Para mí es una buenísima noche. Dormir así, sabiendo que si me despierto volveré a dormirme me parece un tesoro. Los escasos días en los que las siete horas son sin ninguna interrupción, me despierto como una loca de los anuncios de la tele. Abro los ojos, parpadeo, me estiro con una sonrisa en la boca y solo un ejercicio supremo de contención me impide ponerme a saltar en la cama y hacer  mortales.  

Estuve tanto tiempo sin dormir, tantos meses sin conseguir cerrar los ojos más de dos horas que el agradecimiento, que siento ahora, a los dioses del sueño, a la mosca Tse-tse o a los duendes de los sueños, al tener siete horas de descanso, es tal que construiría un altar con flores de plástico en la esquina de mi dormitorio y les haría ofrendas con tal de saber que jamás volveré a no dormir.  

"Ángel de la guarda, 
dulce compañía
pide lo que quieras
yo te lo daré"

Durante meses la ansiedad me comía al despertarme por la noche. Me quedaba paralizada, sin moverme, esperando que el insomnio pasara de largo si no respiraba, si no me movía.
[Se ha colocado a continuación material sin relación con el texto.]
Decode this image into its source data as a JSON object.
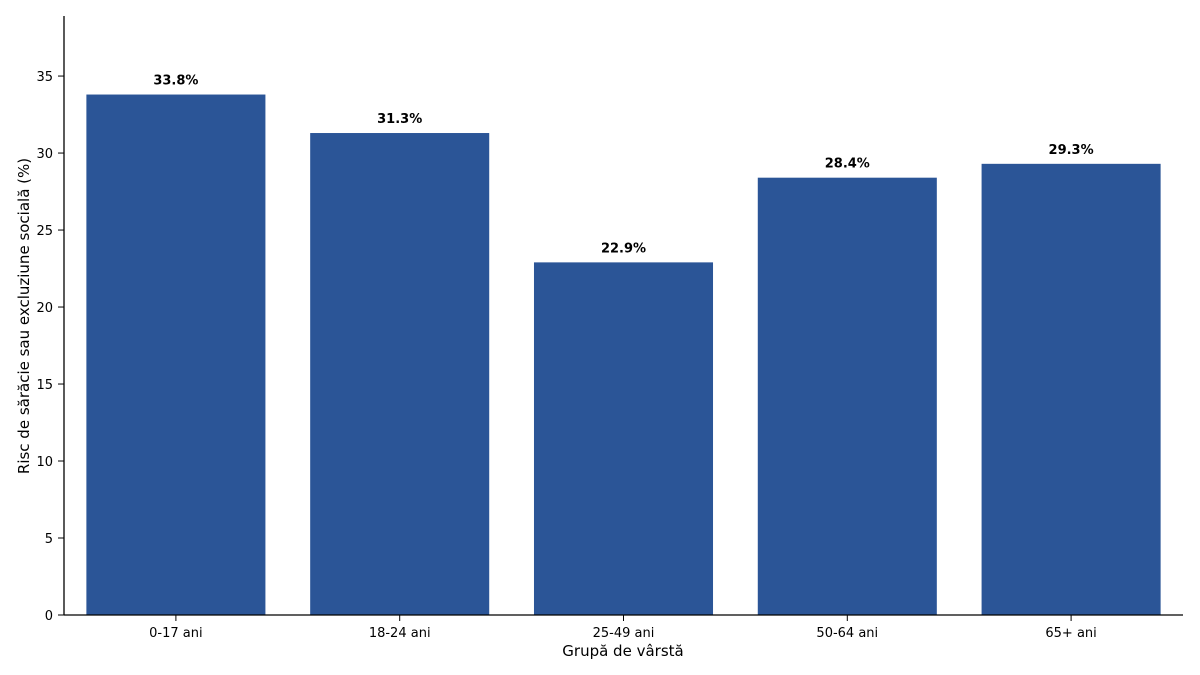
{
  "chart_data": {
    "type": "bar",
    "categories": [
      "0-17 ani",
      "18-24 ani",
      "25-49 ani",
      "50-64 ani",
      "65+ ani"
    ],
    "values": [
      33.8,
      31.3,
      22.9,
      28.4,
      29.3
    ],
    "data_labels": [
      "33.8%",
      "31.3%",
      "22.9%",
      "28.4%",
      "29.3%"
    ],
    "title": "",
    "xlabel": "Grupă de vârstă",
    "ylabel": "Risc de sărăcie sau excluziune socială (%)",
    "ylim": [
      0,
      38.9
    ],
    "yticks": [
      0,
      5,
      10,
      15,
      20,
      25,
      30,
      35
    ],
    "grid": false,
    "bar_color": "#2b5597"
  }
}
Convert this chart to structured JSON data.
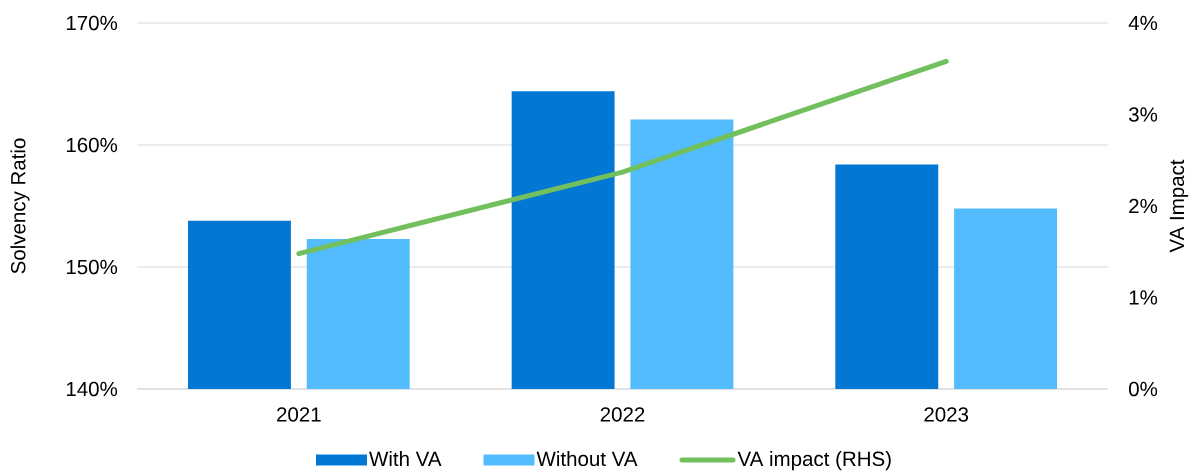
{
  "chart_data": {
    "type": "bar",
    "categories": [
      "2021",
      "2022",
      "2023"
    ],
    "series": [
      {
        "name": "With VA",
        "color": "#0277d4",
        "values": [
          153.8,
          164.4,
          158.4
        ]
      },
      {
        "name": "Without VA",
        "color": "#52bcff",
        "values": [
          152.3,
          162.1,
          154.8
        ]
      },
      {
        "name": "VA impact (RHS)",
        "type": "line",
        "axis": "y2",
        "color": "#72bf5e",
        "values": [
          1.48,
          2.37,
          3.58
        ]
      }
    ],
    "ylabel": "Solvency Ratio",
    "y2label": "VA Impact",
    "ylim": [
      140,
      170
    ],
    "yticks": [
      {
        "value": 140,
        "label": "140%"
      },
      {
        "value": 150,
        "label": "150%"
      },
      {
        "value": 160,
        "label": "160%"
      },
      {
        "value": 170,
        "label": "170%"
      }
    ],
    "y2lim": [
      0,
      4
    ],
    "y2ticks": [
      {
        "value": 0,
        "label": "0%"
      },
      {
        "value": 1,
        "label": "1%"
      },
      {
        "value": 2,
        "label": "2%"
      },
      {
        "value": 3,
        "label": "3%"
      },
      {
        "value": 4,
        "label": "4%"
      }
    ],
    "grid": "y",
    "legend": "bottom",
    "marker": "none",
    "line_style": "solid"
  }
}
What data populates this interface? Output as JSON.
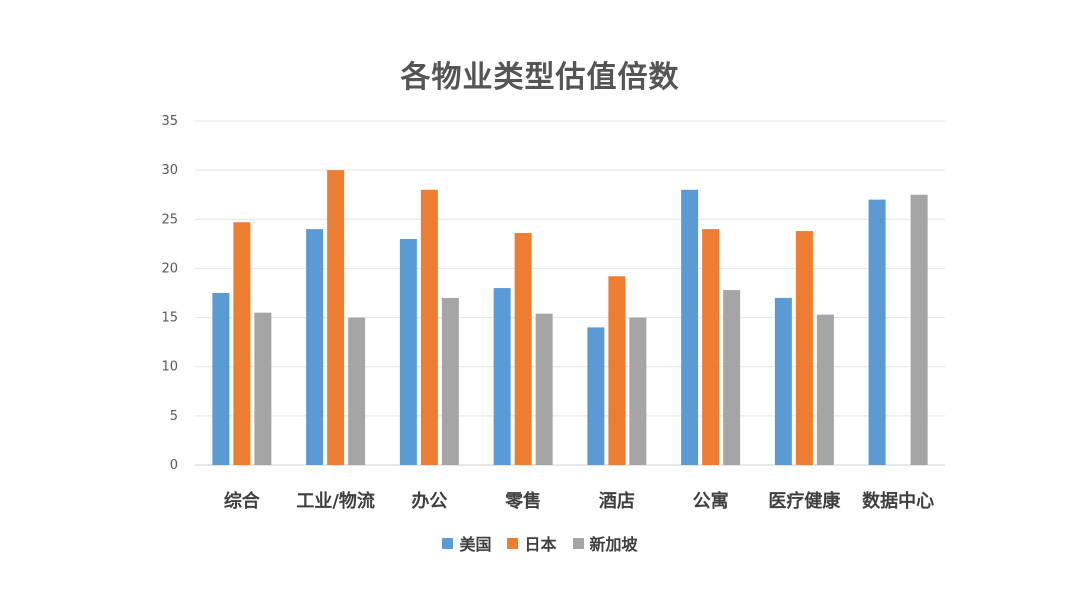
{
  "chart_data": {
    "type": "bar",
    "title": "各物业类型估值倍数",
    "xlabel": "",
    "ylabel": "",
    "categories": [
      "综合",
      "工业/物流",
      "办公",
      "零售",
      "酒店",
      "公寓",
      "医疗健康",
      "数据中心"
    ],
    "series": [
      {
        "name": "美国",
        "color": "#5B9BD5",
        "values": [
          17.5,
          24,
          23,
          18,
          14,
          28,
          17,
          27
        ]
      },
      {
        "name": "日本",
        "color": "#ED7D31",
        "values": [
          24.7,
          30,
          28,
          23.6,
          19.2,
          24,
          23.8,
          null
        ]
      },
      {
        "name": "新加坡",
        "color": "#A5A5A5",
        "values": [
          15.5,
          15,
          17,
          15.4,
          15,
          17.8,
          15.3,
          27.5
        ]
      }
    ],
    "ylim": [
      0,
      35
    ],
    "yticks": [
      0,
      5,
      10,
      15,
      20,
      25,
      30,
      35
    ],
    "grid": true,
    "legend_position": "bottom"
  }
}
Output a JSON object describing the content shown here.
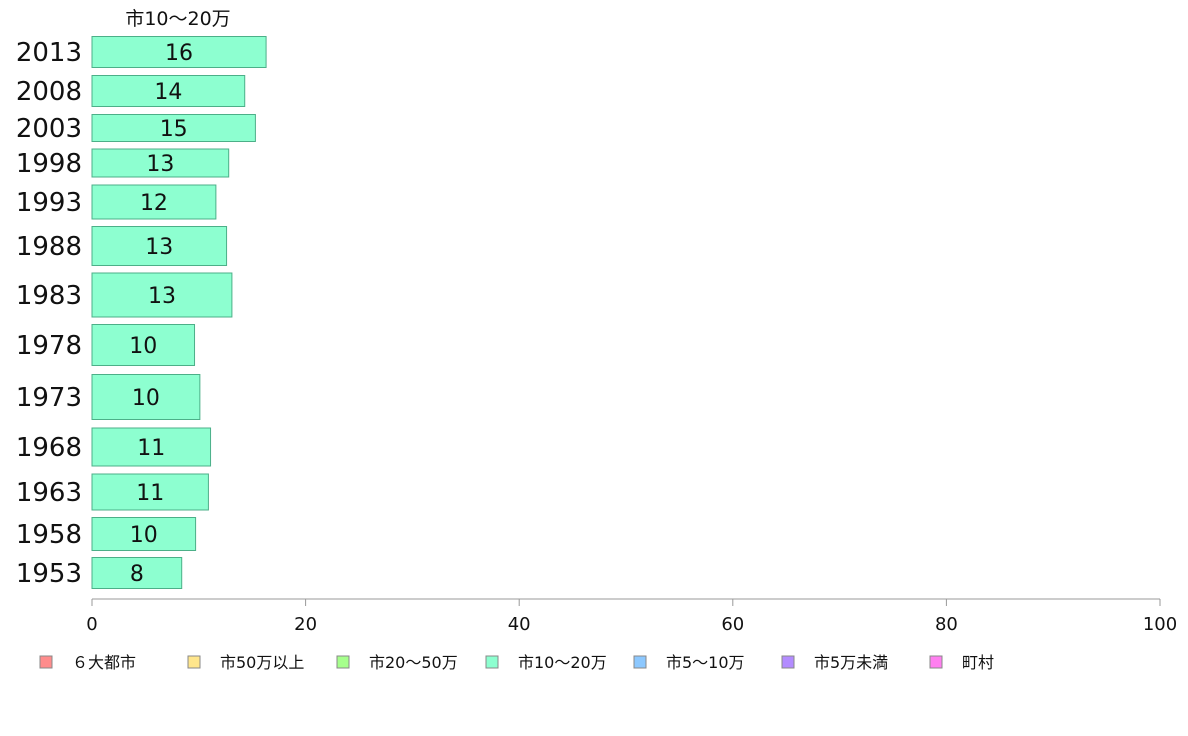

Lo imaginaba como una especie de Nazgûl que sobrevolaba mi cama y al que podría despistar si permanecía muy quieta. Nunca funcionó, siempre me encontraba. Noches y noches de no dormir, de saber que cuando abriera los ojos ya no habría vuelta atrás. Durante aquellas horas interminables fantaseaba con un pasado idílico en el que me dormía nada más apagar la luz y me despertaba a la mañana siguiente. Me parecía algo tan imposible, tan fuera de mi alcance que incluso dudaba de haber dormido jamás así. Eso no podía haberme pasado a mí. 

Creí que nunca más volvería a dormir, que jamás volvería a tener sueños completos, con historias increíbles de las que despertar sorprendida, asustada, feliz, excitada o confusa. Creí que el resto de mi vida sería una sucesión de noches de insomnio de las que me levantaría permanentemente agotada. Creí que, para siempre, mis horas de sueño serían horas inducidas químicamente en las que lo que haces es sumergirte en una nada gris que no aterroriza como la ansiedad del insomnio pero que tampoco se parece al verdadero sueño. No es dormir, es no estar. 

Creí todas esas cosas y por eso, ahora, cuando me despierto por la mañana y compruebo que he dormido seis o siete horas sin sentir pánico, pienso que todo va bien.